For writing the opinion, “The editor’s desk is a cemetery of nascent broken hopes,” I may be taken to task, but I’m waiting, instead, for your love — “What a great line!” — though I doubt it’ll ever come, I get so few responses to my tweets. Waiting expectantly, and endlessly, I revert to my spouse, and that’s where I’m told: it’s subjective, it’s the freaking algorithm, and that I should rein-in my anxiety. Nonetheless, I see myself in a pond, and like countless others, I’m hollering, drowning, gasping for constant validation. In fact, the admittance by many that they’re addicted to tracking followers, statistics, and comments is reaching hilarious levels. Let me put it bluntly: At the editor’s table, 90–99 percent of submissions will be thwacked to death. There’s just one mind at work at a time, and even with multiple stages of review, the statistics won’t change because there’s only as much space in a publication. So, following each round, there’ll be hundreds of hurt souls looking for redemption. Even with simultaneous submissions, there’ll be pieces trashed, this time by the creators, because their creators are too peeved to look at it anew, or submit again. The immediate reaction is to vent the frustration on public platforms. I’ve done that too. Worse cases, like that of attacking the masthead, aren’t uncommon either.


So what precipitates this? The answer is: Common human psychology. We’ve been wired to feel part of a group, member of a social order in some capacity or the other, and any hint of exclusion is seen as a threat to our very existence. The joy of acceptance, or of sharing a latest publication with the reading community, is often dwarfed when measured against the pain of a decline. Numbers are heavily stacked in favor of writers not listed in a particular literary contest, or not accepted in a certain journal. Therefore, sometimes, it quickly snowballs and projects the hurt on a much larger canvas.


I identify with writers not having the urge to write at all because “Who reads?” A writer feeling rather demoralized after a bad day at work complained, “A tweet that just said, I went to the hairdresser’s, received 300 likes, and my 3,000-word essay went for 10 likes.” I wish I could laugh over it. With coffee in hand, wished we could talk to each other. Maybe, cribbed, and gossiped, and lent a shoulder. But writing is a lonely business. Next morning, I wake up to notifications of my submissions, pieces shown the door, junked, and must gather myself afresh to throw hats into the ring again!

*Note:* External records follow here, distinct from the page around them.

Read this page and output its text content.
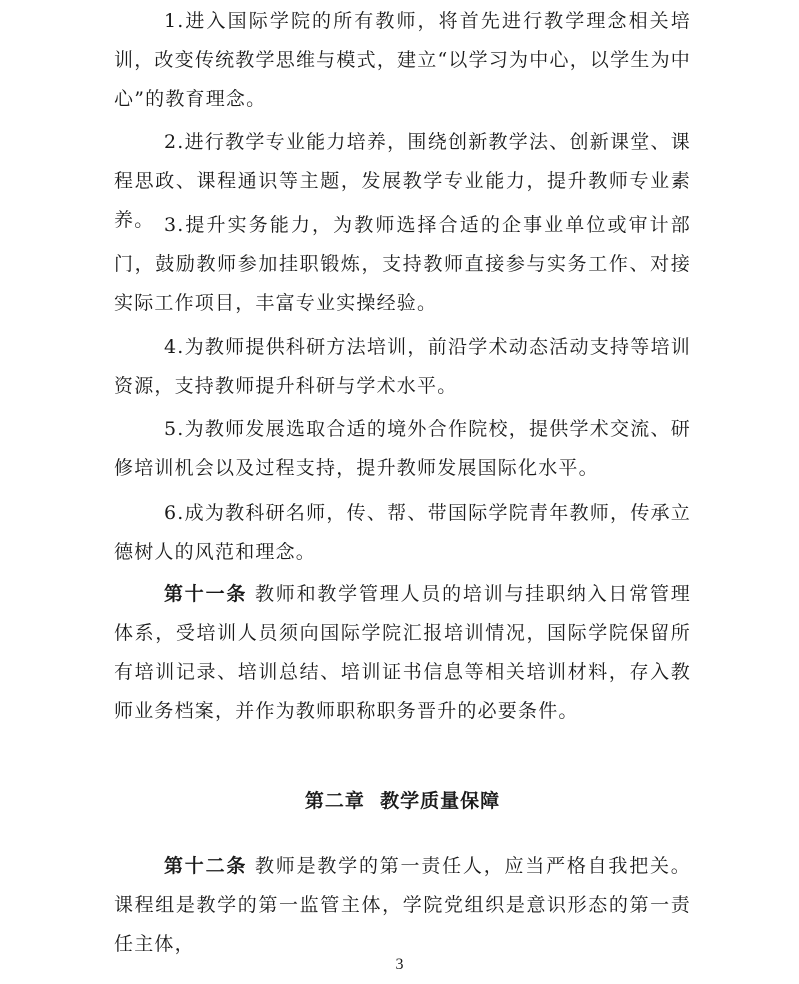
1.进入国际学院的所有教师，将首先进行教学理念相关培训，改变传统教学思维与模式，建立“以学习为中心，以学生为中心”的教育理念。

2.进行教学专业能力培养，围绕创新教学法、创新课堂、课程思政、课程通识等主题，发展教学专业能力，提升教师专业素养。 3.提升实务能力，为教师选择合适的企事业单位或审计部门，鼓励教师参加挂职锻炼，支持教师直接参与实务工作、对接实际工作项目，丰富专业实操经验。

4.为教师提供科研方法培训，前沿学术动态活动支持等培训资源，支持教师提升科研与学术水平。

5.为教师发展选取合适的境外合作院校，提供学术交流、研修培训机会以及过程支持，提升教师发展国际化水平。

6.成为教科研名师，传、帮、带国际学院青年教师，传承立德树人的风范和理念。

第十一条 教师和教学管理人员的培训与挂职纳入日常管理体系，受培训人员须向国际学院汇报培训情况，国际学院保留所有培训记录、培训总结、培训证书信息等相关培训材料，存入教师业务档案，并作为教师职称职务晋升的必要条件。

第二章  教学质量保障

第十二条 教师是教学的第一责任人，应当严格自我把关。课程组是教学的第一监管主体，学院党组织是意识形态的第一责任主体，

3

In this context, volunteering to read at a magazine, and given the chance, at the editing desk, can work wonders. I’ll vouch to that: it rewards you with a whole new perspective, and the learning-on-the-job part of it cannot be over-emphasized.


There’s something very compelling about craft and creation — you do it in spite of yourselves. The sharing part of it, where today’s connected world offers multiple choices and instant critical feedback, is the infinitely more difficult part. Couple this with our acquired habits of approval-seeking since when we were kids, and that is reason why a rejection might degenerate into an ugly public meltdown. Thankfully, writers get used to it with time, and decline mails become hated roommates, not more nor less.


If hearing this helps, then Animal Farm was rejected by at least four publishers before making it into print in August 1945. And, Rudyard Kipling got this response, “…you just don’t know how to use the English language,” to a short story he pitched to a now-defunct newspaper, the San Francisco Examiner. Affairs with rejection slips continue to be pursued, however unhealthy, now-on-now-off partnerships. Turns out, how to handle rejection is, in itself, a time-tested acquired skill, even an art form.